Quick Thoughts: Is Apple’s Head in the Clouds? It Probably Should Be.
– The center of gravity for the smartphone user experience is shifting from the device into the cloud, integrating platforms across multiple devices and tapping the resources of web-based data centers.
– Maps are a critical element of this, with user location central to many emerging applications and with computational complexity and data requirements far, far beyond the limits of the device itself.
– Needing user feedback to debug its maps, Apple had little choice but to launch and faces months before its database is adequate, and is unlikely to catch up to Google in quality and functionality.
– Sales of the exceptional iPhone5 should easily outstrip its predecessor, but the aura of invincibility is gone. Apple may need to broaden its line, shorten its product cycles and accelerate cloud investment to remain ahead of its smartphone competition.
By now, everyone knows about Apple’s map problem. Ultimately, the company had little choice – maps are central to Google’s own ambitions in the portable device market, and if Apple expected to continue to use them in its iOS platform, it would have to give its rival a lot more control of the application and a lot more opportunity to generate revenues for itself. Given that the circumstances were only going to get worse with time, Tim Cook decided to rip the band-aid off now.
Waiting wouldn’t have helped. Google’s maps data base has more than 20 petabytes of information – equivalent to 21 million gigabytes, or the total storage capacity of 330,000 64Gb iPhone 5s. While, Apple has collected a much smaller information set from its new mapping partners, it is, nonetheless, far too big to rely on human debugging in a lab and far too messy to use algorithmic methods.
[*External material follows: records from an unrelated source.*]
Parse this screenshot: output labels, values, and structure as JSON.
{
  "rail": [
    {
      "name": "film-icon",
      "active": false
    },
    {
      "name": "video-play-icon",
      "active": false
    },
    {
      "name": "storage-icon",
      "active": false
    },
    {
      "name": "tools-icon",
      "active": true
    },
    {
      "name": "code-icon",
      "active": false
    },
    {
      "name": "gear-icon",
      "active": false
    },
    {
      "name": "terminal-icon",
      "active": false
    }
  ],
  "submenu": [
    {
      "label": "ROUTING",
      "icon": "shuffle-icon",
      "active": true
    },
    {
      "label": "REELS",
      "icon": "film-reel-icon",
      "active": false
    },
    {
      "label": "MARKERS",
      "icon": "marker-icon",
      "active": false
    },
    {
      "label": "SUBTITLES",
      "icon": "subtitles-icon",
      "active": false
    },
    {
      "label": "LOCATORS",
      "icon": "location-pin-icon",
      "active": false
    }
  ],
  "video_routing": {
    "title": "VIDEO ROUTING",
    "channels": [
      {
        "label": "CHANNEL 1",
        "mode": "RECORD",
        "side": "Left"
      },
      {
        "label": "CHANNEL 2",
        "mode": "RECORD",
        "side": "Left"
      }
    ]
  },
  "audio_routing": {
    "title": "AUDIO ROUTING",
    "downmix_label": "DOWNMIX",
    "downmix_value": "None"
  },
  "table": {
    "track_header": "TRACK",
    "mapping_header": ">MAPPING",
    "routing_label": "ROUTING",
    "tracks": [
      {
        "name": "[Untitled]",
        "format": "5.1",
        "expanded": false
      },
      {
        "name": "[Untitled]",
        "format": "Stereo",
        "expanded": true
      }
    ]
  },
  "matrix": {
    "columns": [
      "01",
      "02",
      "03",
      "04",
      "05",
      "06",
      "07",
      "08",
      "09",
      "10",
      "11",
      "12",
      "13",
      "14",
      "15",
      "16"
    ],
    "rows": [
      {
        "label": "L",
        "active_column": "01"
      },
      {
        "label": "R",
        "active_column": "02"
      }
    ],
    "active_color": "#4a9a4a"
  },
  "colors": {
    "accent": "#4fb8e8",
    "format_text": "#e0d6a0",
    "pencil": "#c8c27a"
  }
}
The only way to fix it is to send millions of users with millions of iPhones out into the wild to help debuggers find problems and to help algorithms understand anomalies. Think of the next 6-12 months as a giant Alpha test – Apple will learn, millions of bugs will be corrected, and the service will get better. Still, the enormity of the task suggests that the near term expectation should be adequacy rather than excellence.
Indeed, Google has spent many billions of dollars building its maps prowess over the past 8 years, investing in a fleet of specially equipped cars to drive every mile of every road taking pictures and collecting data. It has also been collecting data from the many millions of Google Maps equipped smartphones and tablets, including iPhones and iPads, automatically flagging trouble spots where users diverge from recommended directions. Google employs a small army of dedicated map analysts to resolve anomalies on an ongoing basis. Over the years, it has added public transit maps, walking maps, indoor maps, and hiking maps to its database, which now covers the vast majority of the world’s land mass. Moreover, the Google Maps application runs on the biggest, fastest and cheapest distributed data processing system on earth, comprising millions of servers spread over 35 data center locations and hundreds of caching locations worldwide, employing proprietary, state of the art hardware and software designs that are years ahead of the next best cloud operators. In increasing competition with Amazon and Facebook, Google has spent more than a decade chasing and hiring the best data processing talent in the business, aided by the luster of its widely acknowledged best-in-class design and performance.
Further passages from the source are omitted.